Softening Time: Collected Poems
Elena Brower, yung pueblo (Foreword by)
May 16, 2023 / Andrews McMeel
From beloved yogi, teacher, and artist Elena Brower comes the writer’s debut collection of poetry: a lyrical exploration of grief, self-compassion, and learning from the past to navigate life’s challenges with grace. Softening Time is both autobiography and self-help, poetry and inspiration. Drawing on events in her own life, particularly her experiences as a mother, daughter, sister, and friend, Brower writes poignantly on themes of love, loss, healing, and rebirth. Punctuating her work with themed quotations from a wide variety of celebrated writers and thinkers, Brower guides the reader along an intimate journey of both deepening and “softening” self-awareness.
Ghost Apples
Katharine Coles @coles2newcastle
May 30, 2023 / Red Hen Press
In her ninth collection of poems, Ghost Apples, Katharine Coles interrogates and celebrates her relationship with the natural world and the various creatures who inhabit it, and in doing so asks what it means to be sentient and mortal on a fragile planet.
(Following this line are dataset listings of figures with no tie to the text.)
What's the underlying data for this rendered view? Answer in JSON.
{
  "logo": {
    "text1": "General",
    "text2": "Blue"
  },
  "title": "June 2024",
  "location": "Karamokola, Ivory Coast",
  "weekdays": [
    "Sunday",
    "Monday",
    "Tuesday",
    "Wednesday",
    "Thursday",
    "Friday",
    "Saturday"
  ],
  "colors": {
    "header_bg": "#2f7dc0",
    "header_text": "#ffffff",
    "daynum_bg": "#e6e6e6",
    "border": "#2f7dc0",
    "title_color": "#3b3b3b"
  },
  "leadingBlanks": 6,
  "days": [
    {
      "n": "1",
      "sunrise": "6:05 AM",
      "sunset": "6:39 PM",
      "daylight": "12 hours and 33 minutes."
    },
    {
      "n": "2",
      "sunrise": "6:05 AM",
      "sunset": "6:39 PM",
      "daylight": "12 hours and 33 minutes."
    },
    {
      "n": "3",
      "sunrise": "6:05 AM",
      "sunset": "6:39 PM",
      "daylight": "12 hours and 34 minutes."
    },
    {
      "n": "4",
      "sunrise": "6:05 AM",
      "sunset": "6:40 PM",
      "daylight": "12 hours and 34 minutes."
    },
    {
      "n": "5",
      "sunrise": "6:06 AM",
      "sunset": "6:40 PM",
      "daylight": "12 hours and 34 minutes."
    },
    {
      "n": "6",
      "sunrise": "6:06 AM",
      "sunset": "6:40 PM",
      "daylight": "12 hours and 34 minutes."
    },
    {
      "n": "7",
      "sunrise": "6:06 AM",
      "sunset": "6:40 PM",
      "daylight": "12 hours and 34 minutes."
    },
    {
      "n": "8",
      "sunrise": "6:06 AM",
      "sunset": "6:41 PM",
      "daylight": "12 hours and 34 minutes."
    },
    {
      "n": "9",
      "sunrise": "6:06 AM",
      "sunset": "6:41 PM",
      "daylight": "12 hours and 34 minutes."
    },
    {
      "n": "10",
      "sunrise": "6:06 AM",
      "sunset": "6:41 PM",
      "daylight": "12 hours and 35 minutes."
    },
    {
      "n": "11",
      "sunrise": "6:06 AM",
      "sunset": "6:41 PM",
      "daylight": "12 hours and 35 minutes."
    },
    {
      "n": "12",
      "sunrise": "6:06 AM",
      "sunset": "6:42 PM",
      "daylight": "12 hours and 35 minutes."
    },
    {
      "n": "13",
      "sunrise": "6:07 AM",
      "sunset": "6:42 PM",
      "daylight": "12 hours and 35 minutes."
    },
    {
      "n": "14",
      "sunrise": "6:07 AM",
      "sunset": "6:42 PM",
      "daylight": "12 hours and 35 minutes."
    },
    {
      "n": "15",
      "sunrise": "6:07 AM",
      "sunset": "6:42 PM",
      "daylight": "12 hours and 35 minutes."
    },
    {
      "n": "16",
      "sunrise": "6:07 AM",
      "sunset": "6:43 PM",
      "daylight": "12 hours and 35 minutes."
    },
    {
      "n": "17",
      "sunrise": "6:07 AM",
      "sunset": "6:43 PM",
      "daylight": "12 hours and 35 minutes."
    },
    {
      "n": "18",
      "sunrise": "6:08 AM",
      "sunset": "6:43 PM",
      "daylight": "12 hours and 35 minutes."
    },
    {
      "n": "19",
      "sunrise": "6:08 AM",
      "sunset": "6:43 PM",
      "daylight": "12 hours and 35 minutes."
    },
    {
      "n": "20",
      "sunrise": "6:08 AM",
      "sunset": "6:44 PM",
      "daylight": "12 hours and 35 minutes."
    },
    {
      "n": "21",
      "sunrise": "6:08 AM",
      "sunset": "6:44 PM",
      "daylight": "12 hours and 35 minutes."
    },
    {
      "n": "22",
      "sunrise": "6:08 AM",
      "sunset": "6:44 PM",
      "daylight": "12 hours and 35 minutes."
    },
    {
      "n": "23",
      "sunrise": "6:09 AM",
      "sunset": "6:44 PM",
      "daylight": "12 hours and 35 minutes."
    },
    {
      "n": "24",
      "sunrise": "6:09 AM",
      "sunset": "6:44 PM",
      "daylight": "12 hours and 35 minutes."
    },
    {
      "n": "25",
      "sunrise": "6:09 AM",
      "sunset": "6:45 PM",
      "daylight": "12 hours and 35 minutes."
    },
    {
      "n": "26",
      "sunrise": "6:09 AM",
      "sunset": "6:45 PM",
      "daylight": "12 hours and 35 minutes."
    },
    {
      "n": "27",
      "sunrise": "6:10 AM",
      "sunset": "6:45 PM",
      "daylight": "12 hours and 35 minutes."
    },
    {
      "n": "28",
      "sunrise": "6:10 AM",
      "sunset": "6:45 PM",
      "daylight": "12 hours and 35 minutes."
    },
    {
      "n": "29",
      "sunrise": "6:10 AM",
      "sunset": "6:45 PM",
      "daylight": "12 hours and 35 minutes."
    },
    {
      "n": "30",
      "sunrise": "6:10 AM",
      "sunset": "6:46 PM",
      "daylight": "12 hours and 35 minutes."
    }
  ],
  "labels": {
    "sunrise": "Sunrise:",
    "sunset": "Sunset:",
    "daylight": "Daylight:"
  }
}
From her own pet parrot, Henri, to the birds her husband attracts to their feeders, to the wildlife who live just outside—and regularly cross—her property on the wild edge of Salt Lake City, she uses her capacity for intense observation and meditation to think her way into other lives and possible shared futures, both good and bad.
Flare, Corona
Jeannine Hall Gailey
May 9, 2023 / BOA Editions
Against a constellation of solar weather events and evolving pandemic, Jeannine Hall Gailey’s Flare, Corona paints a self-portrait of the layered ways that we prevail and persevere through illness and natural disaster. Gailey deftly juxtaposes odd solar and weather events with the medical disasters occurring inside her own brain and body— we follow her through a false-alarm terminal cancer diagnosis, a real diagnosis of MS, and finally the onset of the coronavirus pandemic. The solar flare and corona of an eclipse becomes the neural lesions in her own personal “flare,” which she probes with both honesty and humor. While the collection features harbingers of calamity, visitations of wolves, blood moons, apocalypses, and plagues, at the center of it all are the poet’s attempts to navigate a fraught medical system, dealing with a series of challenging medical revelations, some of which are mirages and others that are all too real. In Flare, Corona, Jeannine Hall Gailey is incandescent and tender-hearted, gracefully insistent on teaching us all of the ways that we can live, all of the ways in which we can refuse to do anything but to brilliantly and stubbornly survive.
What Small Sound
Francesca Bell
May 9, 2023 / Red Hen Press
With unwavering tenderness and ferocity, Bell examines the perils and peculiarities of womanhood, motherhood, and our difficult, shared humanity. Francesca Bell’s second collection of poems, What Small Sound, interrogates what it means to be a mother in a country where there are five times as many guns as children; female in a country where a woman is raped every two minutes; and citizen of a world teeming with iniquities and peril. In poems rich in metaphor and music and unflinching in their gaze, Bell offers us an exacting view of the audiologist’s booth and the locked ward as she grapples with the gradual loss of her own hearing and the mental illness spreading its dark wings over her family. This is a book of plentiful sorrows but also of small and sturdy comforts, a book that chronicles the private, lonely life of the body as well as its tender generosities. What Small Sound wrestles with some of the broadest, most complicated issues of our time and also with the most fundamental issue of all: love. How it shelters and anchors us. How it breaks us and, ultimately, how it pieces us back together.
Continuity Errors by Catriona Wright
(May 23 / Coach House Books)
Feminist poems both serious and absurd that question our obsession with productivity instead of with care.
Continuity Errors questions the privileging of work and productivity over rest and care from an ecological and feminist perspective. Written before and immediately after the birth of her first child, these poems try to imagine the future her son will inherit. Encounters with an unusual cast of characters – including lonely cryptids, unrepentant grifters, and persistent ghosts – provide incomplete answers, and while the continuity errors keep multiplying around her, Wright pauses to consider whether our devotion to innovation is keeping us stuck.